L’homme vertueux n’a donc à cet égard aucun avantage ; M. le Président de Montesquieu détruit cette objection.

« Quoique, dit-il, la politesse semble être faite pour mettre au même niveau, pour le bien de la paix, le mérite de tout le monde, cependant il est impossible que les hommes veuillent ou puissent se déguiser si fort qu’ils ne fassent sentir de grandes différences entre ceux à qui leur politesse n’a besoin de rien accorder et ceux à qui il faut qu’elle accorde tout. Il est si facile de se mettre au fait de cette espèce de tromperie, le jeu est si fort à découvert, les coups reviennent si souvent, qu’il est rare qu’il y ait beaucoup de dupes. »

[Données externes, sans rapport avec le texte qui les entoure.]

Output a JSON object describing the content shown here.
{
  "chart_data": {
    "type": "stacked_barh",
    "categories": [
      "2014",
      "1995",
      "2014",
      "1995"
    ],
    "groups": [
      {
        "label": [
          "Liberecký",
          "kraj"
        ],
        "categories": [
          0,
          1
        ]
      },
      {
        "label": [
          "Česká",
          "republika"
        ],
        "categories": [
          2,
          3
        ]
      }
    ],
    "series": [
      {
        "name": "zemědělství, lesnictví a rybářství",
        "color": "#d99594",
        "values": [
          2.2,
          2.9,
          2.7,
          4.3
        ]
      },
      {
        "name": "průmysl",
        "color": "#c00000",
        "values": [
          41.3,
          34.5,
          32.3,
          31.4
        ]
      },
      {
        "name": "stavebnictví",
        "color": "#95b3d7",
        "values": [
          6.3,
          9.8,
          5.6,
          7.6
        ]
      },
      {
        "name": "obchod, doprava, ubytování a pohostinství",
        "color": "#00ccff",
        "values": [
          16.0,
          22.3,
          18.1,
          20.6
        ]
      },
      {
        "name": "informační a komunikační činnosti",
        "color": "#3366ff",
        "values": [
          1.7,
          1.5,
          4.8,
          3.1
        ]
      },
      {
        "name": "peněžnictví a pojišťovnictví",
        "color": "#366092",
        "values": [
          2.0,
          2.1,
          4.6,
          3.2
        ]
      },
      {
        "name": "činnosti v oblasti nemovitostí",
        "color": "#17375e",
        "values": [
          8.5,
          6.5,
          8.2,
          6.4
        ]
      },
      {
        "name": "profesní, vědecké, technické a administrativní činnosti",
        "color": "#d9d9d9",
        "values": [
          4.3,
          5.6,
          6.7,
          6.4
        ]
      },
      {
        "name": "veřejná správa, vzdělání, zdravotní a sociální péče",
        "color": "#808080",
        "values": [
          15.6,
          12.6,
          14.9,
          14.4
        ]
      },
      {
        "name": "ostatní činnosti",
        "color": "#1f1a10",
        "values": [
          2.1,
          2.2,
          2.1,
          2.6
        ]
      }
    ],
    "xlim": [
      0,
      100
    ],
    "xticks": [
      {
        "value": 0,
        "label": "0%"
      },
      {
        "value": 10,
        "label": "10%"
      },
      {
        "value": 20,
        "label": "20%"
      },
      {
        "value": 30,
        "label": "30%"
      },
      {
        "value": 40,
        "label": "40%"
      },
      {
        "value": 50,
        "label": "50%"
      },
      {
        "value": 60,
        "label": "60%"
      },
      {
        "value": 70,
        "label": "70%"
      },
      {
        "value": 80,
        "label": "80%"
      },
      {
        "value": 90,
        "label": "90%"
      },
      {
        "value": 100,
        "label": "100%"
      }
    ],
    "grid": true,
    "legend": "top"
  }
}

L’auteur examine en ce lieu pourquoi si peu de jeunes gens obtiennent la considération. II en donne plusieurs raisons également solides et ingénieuses. Une des principales est l’envie démesurée que nous avons de l’acquérir. « Nous voulons nous distinguer ; mais il ne nous suffit pas de le faire en général ; nous voulons encore nous distinguer à chaque moment et, pour ainsi dire, en détail : et c’est ce que les qualités réelles, la probité, la bonne foi, la modestie ne donnent pas ; elles font seulement un mérite général, mais il nous faut une distinction pour le moment présent. Voilà d’où vient que nous disons souvent un bon mot qui nous déshonorera demain ; que pour réussir dans une société, nous nous perdons dans quatre, et que nous copions sans cesse des originaux que nous méprisons. »

« Une chose, ajoute l’auteur, qui nous ôte plus la considération que les vices, ce sont les ridicules. Un certain air gauche déshonore bien plus une femme qu’une galanterie. Comme les vices sont presque généraux, on est convenu de se faire bonne guerre, mais chaque ridicule étant personnel, on le traite sans quartier. »

Il y a plusieurs différences essentielles entre la considération et la réputation. On les trouve toutes traitées dans cet endroit. « La principale, selon l’auteur, est que la considération est le résultat de toute une vie, au lieu qu’il ne faut souvent qu’une sottise pour nous donner de la réputation. »

M. le président de Montesquieu traite ensuite ce qui regarde la réputation. Après avoir donné une idée de ce qu’elle est et des agréments qu’elle procure, il parcourt les différents moyens par lesquels on l’obtient.